Abstract P1033: A Simple 2-D Assay For Measuring Contraction And Calcium Kinetics In Engineered Human Cardiomyocytes To Model Duchenne Muscular Dystrophy

Duchenne muscular dystrophy (DMD) is caused by the loss of the dystrophin protein, resulting in progressive muscle wasting, loss of ambulation, and early mortality in the second and third decades of life. While the skeletal muscle phenotype is most prominently associated with DMD, heart failure is the leading cause of death in DMD patients, and therapies remain limited. Advancements in stem cell-derived models and assays for heart disease have exciting translational potential for DMD, such as patient-specific modeling and drug screening. Contracting 2-D monolayers and organoids are standards of cardiac engineering, but measuring contraction is challenging due in part due to multi-axial alignment of immature sarcomeres. Complicated solutions to measure contraction in stem cell models use fluorescent beads to infer contraction, transgenic systems that express fluorescent proteins, 3-D scaffolding, and/or custom hardware and software.
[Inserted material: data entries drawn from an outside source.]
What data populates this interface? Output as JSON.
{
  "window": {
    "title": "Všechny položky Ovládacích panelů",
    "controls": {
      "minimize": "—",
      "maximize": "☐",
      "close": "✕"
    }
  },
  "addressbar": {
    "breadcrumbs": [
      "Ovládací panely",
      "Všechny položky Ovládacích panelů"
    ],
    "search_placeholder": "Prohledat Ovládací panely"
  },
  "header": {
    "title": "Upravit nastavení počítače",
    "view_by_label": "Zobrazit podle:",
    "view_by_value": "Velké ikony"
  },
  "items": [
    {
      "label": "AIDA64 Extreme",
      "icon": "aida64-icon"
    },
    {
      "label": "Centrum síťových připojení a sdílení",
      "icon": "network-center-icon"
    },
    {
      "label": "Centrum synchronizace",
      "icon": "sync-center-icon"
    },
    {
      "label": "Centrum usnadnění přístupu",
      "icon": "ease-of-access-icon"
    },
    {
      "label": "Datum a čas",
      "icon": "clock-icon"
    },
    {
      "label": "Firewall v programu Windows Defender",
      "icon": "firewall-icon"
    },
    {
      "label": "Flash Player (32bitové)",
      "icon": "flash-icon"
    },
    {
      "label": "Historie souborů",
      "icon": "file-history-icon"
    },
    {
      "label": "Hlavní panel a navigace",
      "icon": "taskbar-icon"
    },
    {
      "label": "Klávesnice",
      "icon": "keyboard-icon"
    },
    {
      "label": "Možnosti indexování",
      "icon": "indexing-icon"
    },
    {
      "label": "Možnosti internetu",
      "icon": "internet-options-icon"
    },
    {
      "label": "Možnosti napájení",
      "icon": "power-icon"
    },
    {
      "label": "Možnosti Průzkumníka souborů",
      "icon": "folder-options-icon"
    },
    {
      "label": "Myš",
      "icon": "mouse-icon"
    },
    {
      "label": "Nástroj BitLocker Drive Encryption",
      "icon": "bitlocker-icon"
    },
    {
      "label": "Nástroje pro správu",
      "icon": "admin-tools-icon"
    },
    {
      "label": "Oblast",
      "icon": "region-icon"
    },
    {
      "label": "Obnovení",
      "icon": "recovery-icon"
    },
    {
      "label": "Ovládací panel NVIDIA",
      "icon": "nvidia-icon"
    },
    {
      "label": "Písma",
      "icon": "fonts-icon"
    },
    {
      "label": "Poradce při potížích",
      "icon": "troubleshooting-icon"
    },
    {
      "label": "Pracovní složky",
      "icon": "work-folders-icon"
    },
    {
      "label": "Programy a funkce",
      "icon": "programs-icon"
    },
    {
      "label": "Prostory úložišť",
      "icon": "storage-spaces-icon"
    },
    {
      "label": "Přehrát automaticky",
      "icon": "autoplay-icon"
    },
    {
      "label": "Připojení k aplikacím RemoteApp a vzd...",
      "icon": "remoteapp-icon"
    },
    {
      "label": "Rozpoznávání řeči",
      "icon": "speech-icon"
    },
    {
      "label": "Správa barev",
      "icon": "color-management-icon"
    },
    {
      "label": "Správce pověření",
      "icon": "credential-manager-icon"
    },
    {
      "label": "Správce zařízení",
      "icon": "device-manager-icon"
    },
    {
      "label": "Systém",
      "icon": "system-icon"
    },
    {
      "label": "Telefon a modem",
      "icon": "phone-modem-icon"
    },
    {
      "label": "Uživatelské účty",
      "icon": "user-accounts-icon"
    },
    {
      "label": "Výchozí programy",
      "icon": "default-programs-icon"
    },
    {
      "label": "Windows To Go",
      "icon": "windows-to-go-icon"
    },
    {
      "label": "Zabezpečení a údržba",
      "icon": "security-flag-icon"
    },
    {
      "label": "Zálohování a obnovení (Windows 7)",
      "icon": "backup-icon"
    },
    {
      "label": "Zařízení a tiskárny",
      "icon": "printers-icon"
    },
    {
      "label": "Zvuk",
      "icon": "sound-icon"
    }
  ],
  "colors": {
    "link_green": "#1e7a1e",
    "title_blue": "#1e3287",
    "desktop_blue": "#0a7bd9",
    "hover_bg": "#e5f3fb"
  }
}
Here, we utilize a common microscope system used for measuring mature cardiomyocyte (IonOptix) and a commercially-available module (CytoMotion) that measures changes in pixel intensity to index contraction. This platform allows simultaneous measurement of contraction motion and calcium transients just like with adult mammalian cardiomyocytes. Using human induced pluripotent stem cell-derived cardiomyocytes (hiPSC-CM) from a Duchenne muscular dystrophy (DMD) patient and a healthy relative, we demonstrate DMD hiPSC-CM exhibit impaired contraction and calcium handling. We have since further increased the output of our assay using a custom 24-well stimulation plate, and current studies are using this workflow to validate experimental therapies that show promise from mouse models of DMD.